The global stock market index MSCI increased 1.14% and the pan-European STOXX 600 index increased 1.16%.
Stocks in emerging markets increased by 0.35 percent. While Japan’s Nikkei fell 0.14%, MSCI’s largest index of Asia-Pacific shares outside of Japan ended the day 0.27% higher.
After two days of gains thanks to the strong PCE report that sparked hope that the Fed’s tightening cycle was coming to an end, the dollar fell versus a basket of other currencies.
The euro increased by 0.44% to $1.0912 while the dollar index decreased by 0.44%.
Sterling was last trading at $1.2698, up 0.68% on the day, while the Japanese yen gained 0.36% to 144.25 per dollar.
On the back of weaker-than-expected consumer spending figures, U.S. Treasury yields dipped.

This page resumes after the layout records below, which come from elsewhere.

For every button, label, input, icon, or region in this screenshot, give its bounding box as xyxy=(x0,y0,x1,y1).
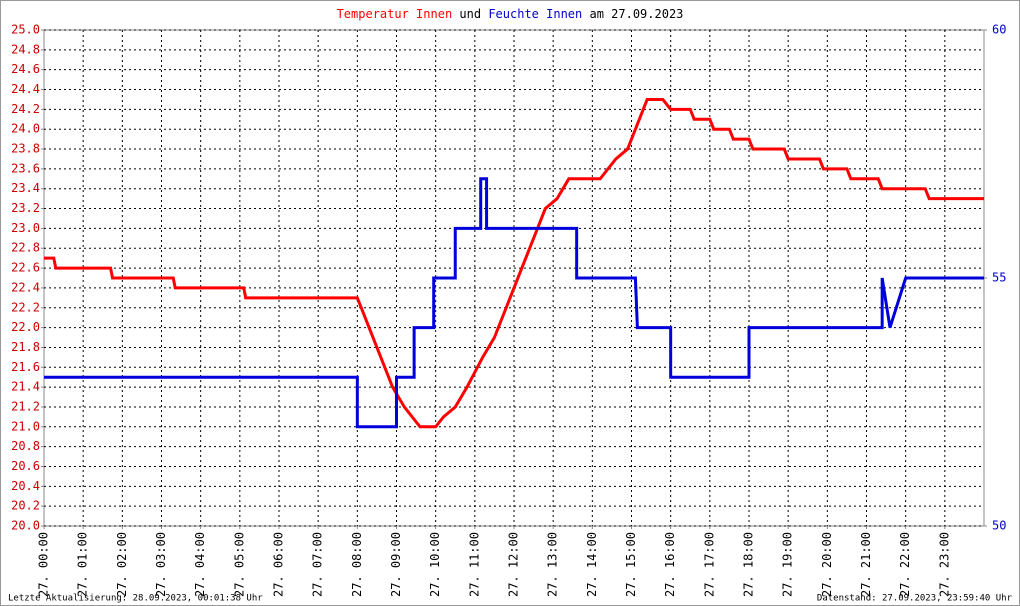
x-tick-label: 27. 05:00 xyxy=(232,532,246,597)
x-tick-label: 27. 01:00 xyxy=(76,532,90,597)
y-tick-label: 24.6 xyxy=(11,62,40,76)
title-part: Feuchte Innen xyxy=(488,7,582,21)
y-tick-label: 24.4 xyxy=(11,82,40,96)
x-tick-label: 27. 07:00 xyxy=(311,532,325,597)
y-tick-label: 21.8 xyxy=(11,340,40,354)
y-tick-label: 20.4 xyxy=(11,479,40,493)
x-tick-label: 27. 14:00 xyxy=(585,532,599,597)
x-tick-label: 27. 21:00 xyxy=(859,532,873,597)
title-part: Temperatur Innen xyxy=(337,7,453,21)
y-tick-label: 21.0 xyxy=(11,419,40,433)
footer-right: Datenstand: 27.09.2023, 23:59:40 Uhr xyxy=(817,594,1013,604)
y-tick-label: 23.2 xyxy=(11,201,40,215)
y-tick-label: 23.8 xyxy=(11,142,40,156)
x-tick-label: 27. 10:00 xyxy=(428,532,442,597)
y-tick-label: 21.4 xyxy=(11,380,40,394)
y-tick-label: 25.0 xyxy=(11,23,40,37)
x-tick-label: 27. 22:00 xyxy=(898,532,912,597)
y-tick-label: 21.6 xyxy=(11,360,40,374)
y-tick-label: 20.2 xyxy=(11,499,40,513)
x-tick-label: 27. 06:00 xyxy=(272,532,286,597)
x-tick-label: 27. 00:00 xyxy=(37,532,51,597)
y-tick-label: 21.2 xyxy=(11,399,40,413)
x-tick-label: 27. 04:00 xyxy=(193,532,207,597)
x-tick-label: 27. 13:00 xyxy=(546,532,560,597)
y-tick-label: 20.6 xyxy=(11,459,40,473)
x-tick-label: 27. 23:00 xyxy=(937,532,951,597)
y-tick-label: 22.0 xyxy=(11,320,40,334)
x-tick-label: 27. 11:00 xyxy=(467,532,481,597)
x-tick-label: 27. 16:00 xyxy=(663,532,677,597)
y-tick-label: 23.6 xyxy=(11,161,40,175)
x-tick-label: 27. 19:00 xyxy=(781,532,795,597)
x-tick-label: 27. 20:00 xyxy=(820,532,834,597)
x-tick-label: 27. 09:00 xyxy=(389,532,403,597)
x-tick-label: 27. 08:00 xyxy=(350,532,364,597)
y-tick-label: 22.2 xyxy=(11,300,40,314)
y2-tick-label: 55 xyxy=(992,271,1006,285)
y-tick-label: 24.2 xyxy=(11,102,40,116)
y-tick-label: 22.8 xyxy=(11,241,40,255)
y-tick-label: 22.4 xyxy=(11,280,40,294)
y-tick-label: 23.4 xyxy=(11,181,40,195)
y-tick-label: 20.0 xyxy=(11,519,40,533)
x-tick-label: 27. 03:00 xyxy=(154,532,168,597)
y-tick-label: 20.8 xyxy=(11,439,40,453)
x-tick-label: 27. 15:00 xyxy=(624,532,638,597)
series-line xyxy=(44,177,984,429)
chart-title: Temperatur Innen und Feuchte Innen am 27… xyxy=(337,7,684,21)
y-tick-label: 24.8 xyxy=(11,42,40,56)
x-tick-label: 27. 12:00 xyxy=(507,532,521,597)
y2-tick-label: 50 xyxy=(992,519,1006,533)
series-line xyxy=(44,97,984,429)
footer-left: Letzte Aktualisierung: 28.09.2023, 00:01… xyxy=(8,594,263,604)
title-part: und xyxy=(459,7,481,21)
x-tick-label: 27. 17:00 xyxy=(702,532,716,597)
y-tick-label: 24.0 xyxy=(11,122,40,136)
plot-area xyxy=(43,29,985,527)
y-tick-label: 22.6 xyxy=(11,261,40,275)
title-part: am 27.09.2023 xyxy=(589,7,683,21)
y2-tick-label: 60 xyxy=(992,23,1006,37)
y-tick-label: 23.0 xyxy=(11,221,40,235)
x-tick-label: 27. 18:00 xyxy=(742,532,756,597)
x-tick-label: 27. 02:00 xyxy=(115,532,129,597)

The yield on benchmark 10-year notes last increased 11/32 from late on Thursday to 3.8112%.
The 30-year bond’s price last increased by 33/32 to 3.8514% yield from 3.912% late on Thursday.
Following the positive PCE report, crude prices broke a three-day losing skid.
U.S. crude increased 1.12% to conclude at $70.64 a barrel, while Brent increased 0.75% to close at $74.90 per barrel.
In opposition to the weakening dollar, gold prices increased, but they were still headed for their first quarterly fall in three.
An ounce of spot gold increased by 0.6% to $1,919.23.